- Active: 1 July 2003 – 17 December 2020
- Country: Australia
- Branch: Royal Australian Air Force
- Role: Technical training
- Part of: Air Combat Group, 78 Wing
- base: RAAF Base Amberley
- Motto(s): Prepare to Defend and Strike

= No. 278 Squadron RAAF =

No 278 Squadron was a Royal Australian Air Force unit formed on 1 July 2003 and disbanded on 17 December 2020. The squadron's formation removed day-to-day management responsibility of No. 78 Wing RAAF Technical Training and Operational Flight Trainer support elements from the Wing Headquarters.

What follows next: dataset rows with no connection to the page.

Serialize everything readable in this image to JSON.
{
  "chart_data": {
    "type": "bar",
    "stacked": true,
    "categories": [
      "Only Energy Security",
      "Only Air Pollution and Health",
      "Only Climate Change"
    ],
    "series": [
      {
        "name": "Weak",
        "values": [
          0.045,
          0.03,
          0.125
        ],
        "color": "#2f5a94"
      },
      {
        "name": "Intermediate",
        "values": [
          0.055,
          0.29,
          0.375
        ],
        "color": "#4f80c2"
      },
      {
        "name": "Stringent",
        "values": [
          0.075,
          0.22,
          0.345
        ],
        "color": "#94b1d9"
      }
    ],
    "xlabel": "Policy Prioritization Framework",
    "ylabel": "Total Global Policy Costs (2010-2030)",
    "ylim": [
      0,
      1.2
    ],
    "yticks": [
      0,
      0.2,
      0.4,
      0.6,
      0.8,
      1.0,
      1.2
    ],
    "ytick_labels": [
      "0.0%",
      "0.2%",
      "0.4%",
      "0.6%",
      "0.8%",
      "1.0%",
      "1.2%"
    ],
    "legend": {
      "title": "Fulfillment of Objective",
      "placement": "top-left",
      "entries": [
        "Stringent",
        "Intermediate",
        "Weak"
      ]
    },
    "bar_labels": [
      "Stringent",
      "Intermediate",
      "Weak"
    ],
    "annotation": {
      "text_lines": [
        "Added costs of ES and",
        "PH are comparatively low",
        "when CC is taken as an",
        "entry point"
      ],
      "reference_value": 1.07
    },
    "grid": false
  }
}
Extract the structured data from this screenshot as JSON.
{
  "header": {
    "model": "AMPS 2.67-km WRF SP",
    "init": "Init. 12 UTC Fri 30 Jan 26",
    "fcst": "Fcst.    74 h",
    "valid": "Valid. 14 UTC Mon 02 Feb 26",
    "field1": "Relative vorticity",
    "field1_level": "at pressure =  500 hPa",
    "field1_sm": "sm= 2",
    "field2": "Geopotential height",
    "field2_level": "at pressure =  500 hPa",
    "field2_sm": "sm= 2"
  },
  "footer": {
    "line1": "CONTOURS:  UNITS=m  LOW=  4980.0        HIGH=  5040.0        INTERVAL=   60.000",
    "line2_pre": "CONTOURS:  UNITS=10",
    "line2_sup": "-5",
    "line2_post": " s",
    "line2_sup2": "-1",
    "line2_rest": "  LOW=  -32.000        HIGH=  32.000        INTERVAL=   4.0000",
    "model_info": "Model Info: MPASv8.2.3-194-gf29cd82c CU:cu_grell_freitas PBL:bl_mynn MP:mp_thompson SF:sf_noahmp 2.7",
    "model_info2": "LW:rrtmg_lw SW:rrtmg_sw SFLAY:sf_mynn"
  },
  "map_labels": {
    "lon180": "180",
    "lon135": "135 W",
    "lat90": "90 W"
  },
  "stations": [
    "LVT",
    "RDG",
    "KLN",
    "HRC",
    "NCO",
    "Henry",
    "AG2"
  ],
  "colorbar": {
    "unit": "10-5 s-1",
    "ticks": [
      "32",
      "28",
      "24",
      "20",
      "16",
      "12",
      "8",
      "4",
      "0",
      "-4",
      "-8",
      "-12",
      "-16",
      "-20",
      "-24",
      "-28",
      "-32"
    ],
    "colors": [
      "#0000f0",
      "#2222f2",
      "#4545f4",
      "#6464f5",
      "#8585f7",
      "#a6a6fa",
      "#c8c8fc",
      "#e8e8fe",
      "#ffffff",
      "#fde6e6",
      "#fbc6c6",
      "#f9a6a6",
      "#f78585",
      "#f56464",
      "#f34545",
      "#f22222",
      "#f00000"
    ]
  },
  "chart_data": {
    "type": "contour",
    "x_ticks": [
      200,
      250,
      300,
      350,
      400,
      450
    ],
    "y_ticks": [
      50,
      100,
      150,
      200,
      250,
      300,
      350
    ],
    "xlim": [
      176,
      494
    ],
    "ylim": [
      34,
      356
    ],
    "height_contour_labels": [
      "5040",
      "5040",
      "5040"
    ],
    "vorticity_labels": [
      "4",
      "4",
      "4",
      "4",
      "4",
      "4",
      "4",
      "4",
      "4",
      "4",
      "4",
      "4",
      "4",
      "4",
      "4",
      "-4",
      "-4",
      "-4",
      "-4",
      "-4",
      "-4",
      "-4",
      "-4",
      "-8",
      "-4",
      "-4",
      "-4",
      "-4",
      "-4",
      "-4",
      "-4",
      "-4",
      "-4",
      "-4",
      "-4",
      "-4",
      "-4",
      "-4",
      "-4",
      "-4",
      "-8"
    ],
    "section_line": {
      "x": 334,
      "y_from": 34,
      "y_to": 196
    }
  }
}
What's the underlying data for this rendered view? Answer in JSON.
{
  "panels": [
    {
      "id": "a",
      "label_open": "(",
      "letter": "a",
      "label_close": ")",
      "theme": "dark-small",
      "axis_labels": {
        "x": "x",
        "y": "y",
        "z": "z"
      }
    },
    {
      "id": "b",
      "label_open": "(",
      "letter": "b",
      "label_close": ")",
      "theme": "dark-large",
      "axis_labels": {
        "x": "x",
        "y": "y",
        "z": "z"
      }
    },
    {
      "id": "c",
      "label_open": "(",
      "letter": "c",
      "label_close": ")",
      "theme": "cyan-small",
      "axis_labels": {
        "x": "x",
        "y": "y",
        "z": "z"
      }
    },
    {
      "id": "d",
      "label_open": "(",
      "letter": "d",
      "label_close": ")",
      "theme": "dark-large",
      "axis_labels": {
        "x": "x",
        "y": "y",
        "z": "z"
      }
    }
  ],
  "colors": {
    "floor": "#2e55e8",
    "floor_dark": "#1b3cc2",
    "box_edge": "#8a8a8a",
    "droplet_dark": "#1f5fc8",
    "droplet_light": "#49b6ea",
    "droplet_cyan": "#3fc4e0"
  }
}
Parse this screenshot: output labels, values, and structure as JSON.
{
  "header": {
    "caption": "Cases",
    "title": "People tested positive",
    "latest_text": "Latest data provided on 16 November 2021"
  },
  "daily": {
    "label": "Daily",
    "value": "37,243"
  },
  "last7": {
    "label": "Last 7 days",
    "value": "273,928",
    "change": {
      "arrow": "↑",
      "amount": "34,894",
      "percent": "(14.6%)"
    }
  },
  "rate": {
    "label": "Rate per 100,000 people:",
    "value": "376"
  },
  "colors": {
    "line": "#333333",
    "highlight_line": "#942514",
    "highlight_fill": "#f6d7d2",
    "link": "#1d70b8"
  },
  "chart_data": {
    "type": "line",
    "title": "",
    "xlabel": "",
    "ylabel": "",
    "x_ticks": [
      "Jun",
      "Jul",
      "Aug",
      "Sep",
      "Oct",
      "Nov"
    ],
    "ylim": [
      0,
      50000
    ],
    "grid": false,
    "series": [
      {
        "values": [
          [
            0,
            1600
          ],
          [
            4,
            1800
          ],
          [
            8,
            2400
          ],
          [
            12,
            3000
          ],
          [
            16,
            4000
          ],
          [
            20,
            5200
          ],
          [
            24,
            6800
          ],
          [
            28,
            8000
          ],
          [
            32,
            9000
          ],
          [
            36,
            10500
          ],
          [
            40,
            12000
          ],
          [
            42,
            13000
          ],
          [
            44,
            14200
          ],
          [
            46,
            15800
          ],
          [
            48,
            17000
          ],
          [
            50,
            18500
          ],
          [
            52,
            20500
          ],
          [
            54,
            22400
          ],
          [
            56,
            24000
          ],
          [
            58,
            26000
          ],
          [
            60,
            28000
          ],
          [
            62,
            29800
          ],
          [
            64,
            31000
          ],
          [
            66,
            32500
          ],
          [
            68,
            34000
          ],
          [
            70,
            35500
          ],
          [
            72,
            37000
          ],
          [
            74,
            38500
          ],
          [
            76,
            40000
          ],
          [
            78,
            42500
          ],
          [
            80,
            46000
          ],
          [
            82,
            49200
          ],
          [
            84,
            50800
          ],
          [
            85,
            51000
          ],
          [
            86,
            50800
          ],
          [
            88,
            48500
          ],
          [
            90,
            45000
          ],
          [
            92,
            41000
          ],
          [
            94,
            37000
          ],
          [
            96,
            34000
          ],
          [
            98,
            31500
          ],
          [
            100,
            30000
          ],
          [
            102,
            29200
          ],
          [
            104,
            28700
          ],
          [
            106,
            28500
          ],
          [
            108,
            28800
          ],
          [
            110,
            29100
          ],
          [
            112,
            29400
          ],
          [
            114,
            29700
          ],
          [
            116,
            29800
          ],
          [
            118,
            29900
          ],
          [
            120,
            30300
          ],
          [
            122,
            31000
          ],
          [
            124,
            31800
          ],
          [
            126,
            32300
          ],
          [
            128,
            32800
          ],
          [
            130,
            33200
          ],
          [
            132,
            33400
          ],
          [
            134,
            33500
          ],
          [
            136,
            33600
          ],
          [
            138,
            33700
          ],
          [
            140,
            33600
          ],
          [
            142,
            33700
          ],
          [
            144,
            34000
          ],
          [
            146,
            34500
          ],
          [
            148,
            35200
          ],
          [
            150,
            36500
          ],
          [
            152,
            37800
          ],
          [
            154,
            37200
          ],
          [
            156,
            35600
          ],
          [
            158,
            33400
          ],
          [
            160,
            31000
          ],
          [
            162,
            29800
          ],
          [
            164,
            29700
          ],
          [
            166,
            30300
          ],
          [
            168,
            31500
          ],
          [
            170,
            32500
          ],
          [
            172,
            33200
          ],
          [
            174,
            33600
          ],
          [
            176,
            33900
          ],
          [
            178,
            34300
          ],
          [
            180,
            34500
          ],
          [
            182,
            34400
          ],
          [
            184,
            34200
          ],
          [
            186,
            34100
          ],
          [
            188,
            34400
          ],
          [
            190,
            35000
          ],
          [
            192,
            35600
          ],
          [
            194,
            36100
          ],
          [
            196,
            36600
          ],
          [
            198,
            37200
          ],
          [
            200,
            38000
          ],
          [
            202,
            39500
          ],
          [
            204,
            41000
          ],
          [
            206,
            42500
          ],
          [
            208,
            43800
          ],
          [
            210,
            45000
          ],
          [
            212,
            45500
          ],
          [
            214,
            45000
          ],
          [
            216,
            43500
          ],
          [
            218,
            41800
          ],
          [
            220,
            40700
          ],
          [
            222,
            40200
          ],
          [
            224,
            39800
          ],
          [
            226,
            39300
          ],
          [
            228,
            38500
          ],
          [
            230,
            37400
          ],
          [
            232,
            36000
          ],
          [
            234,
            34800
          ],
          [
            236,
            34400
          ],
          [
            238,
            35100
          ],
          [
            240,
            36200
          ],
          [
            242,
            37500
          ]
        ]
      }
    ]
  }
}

No 278 Squadron had a combined Air Force/Australian Public Service workforce serving in Technical Training Flights at Williamtown and Amberley. The Squadron Headquarters was located at RAAF Base Amberley.

== Purpose ==
To Provide Technical Training and Operational Flight Trainers in support of Air Combat Group Operations.

== History ==
On 1 July 2003 278 Squadron was born from a pressing need to standardise and achieve efficiencies in the training of Air Combat Group RAAF (ACG) personnel. ACG's mission – to deliver Australia's capability to Control the Air and to Conduct Precision Strike – is unachievable without highly trained aircrew and maintenance teams. With permanent staff members supporting ACG training around Australia in RAAF Base Williamtown and RAAF Base Amberley. 278SQN trained ACG maintainers.

Establishing highly trained personnel takes years of dedicated training commitment. 278SQN delivered this training through Technical Training Flights for maintainers. Technical Training Flights provided training support through numerous methods.

The squadron was disbanded on 17 December 2020, with its functions being assumed by the No. 2 Operational Conversion Unit Integrated Training Centre and 82WG Technical Training Flight.